When I moved to work for other foreign companies (Red Hat Polska sp. z o.o. is Polish company but we can ignore that here) time difference usually got added.

Task oriented job

Time zone differences mean you can not keep same work hours as office. This is where task oriented job starts. You need to know what you have to do and when deadline is. And do that in time which fits you best.

This allows to take your child to a doctor or cinema during office work hours and spend other part of day on tasks.

If you bill by hours then some tool to mark hours/quarters you worked for customer is good to have.

With such kind of work come reports. Depends on company it can be weekly emails, jira cards, bugtracker issues etc.

I remember working for Vernier company where we had nine hours time difference.
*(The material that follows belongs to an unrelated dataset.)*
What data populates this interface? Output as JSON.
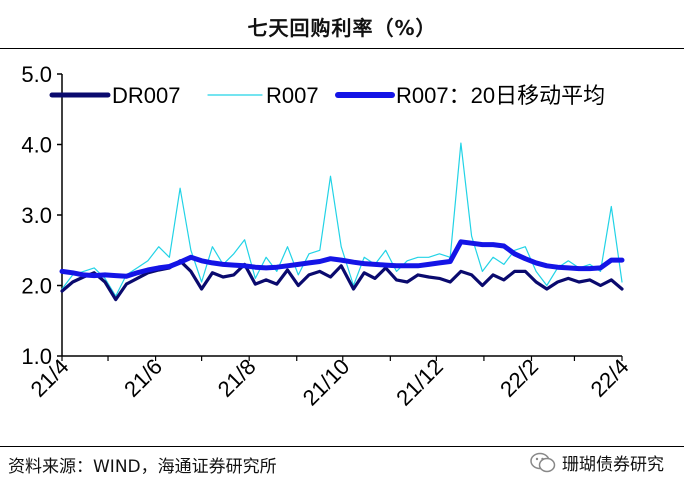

First we spent few hours on discussions what we need to do, how we split work into tasks. Then each day started with mail, ‘git svn pull’, changes, builds, commits, rebases and at the end of my day ‘git svn dcommit’. And email with list of done things, what needs work on their side, patches for review and plans for next day. This gave us 16 hours long developer days.

Free days

Depends on your contract you may or may not have days off available. If you have tasks to do then you can travel and work at your destination, right? I often took my daughter to my mother in a way that they were going to a beach or something while I was working.

Self discipline

This is where many of people give up. Not being in an office means you can do whatever because no one will notice, right? Yes and no at same time.

Wasting time

From one side it helps you waste time on whatever you want. But once you start piling not done work someone will notice. And you may have discussion with manager or lose contract.

When I worked on OpenEmbedded it was often “do some changes and have few hours of time due to build taking place”. Upgrading machine helped (or having remote access to powerful builders). Now my builds do not take so much time :D

This was also a time when to learn something, clean a flat, do laundry or even watch some TV series episode.

Health

Make sure that you have proper desk and chair. Read safety regulations and choose wisely.

Select good input devices. I use Microsoft Ergonomic Desktop 4000 keyboard and A4Tech Bloody ZL5 Sniper mouse. Huge mousepad helps (I use 35x45cm one).

Go for two/three monitors (same model if possible). Or one ultrawide (3440x1440 is nice). Mount them on arm to have space under them available.

RSI and other issues

Repetitive strain injury is something I would not wish even to enemies. Here is where combination of desk/chair/keyboard/mouse helps.

Do breaks during work — I use RSIbreak application to force me to do them. 20 seconds every ten minutes and 60 seconds every hour. Enough to look at something other than display (short ones) or walk a bit (make coffee, grab a fruit).

If you feel pain in your back do something about it. Massage helps. Pay a specialist to do it. And then repeat from time to time.

Check your sight yearly if glasses/lenses or bi-yearly if not.

Would I go back to an office?

No. Got used to work in environment that I control. Where I can choose if I want silence or some music. Where I meet other people when/if needed.

From sprint experiences I know that two-three days of work with some other folks exhausts me. Then I required headphones for the rest of week and a place to sit and work without interruptions.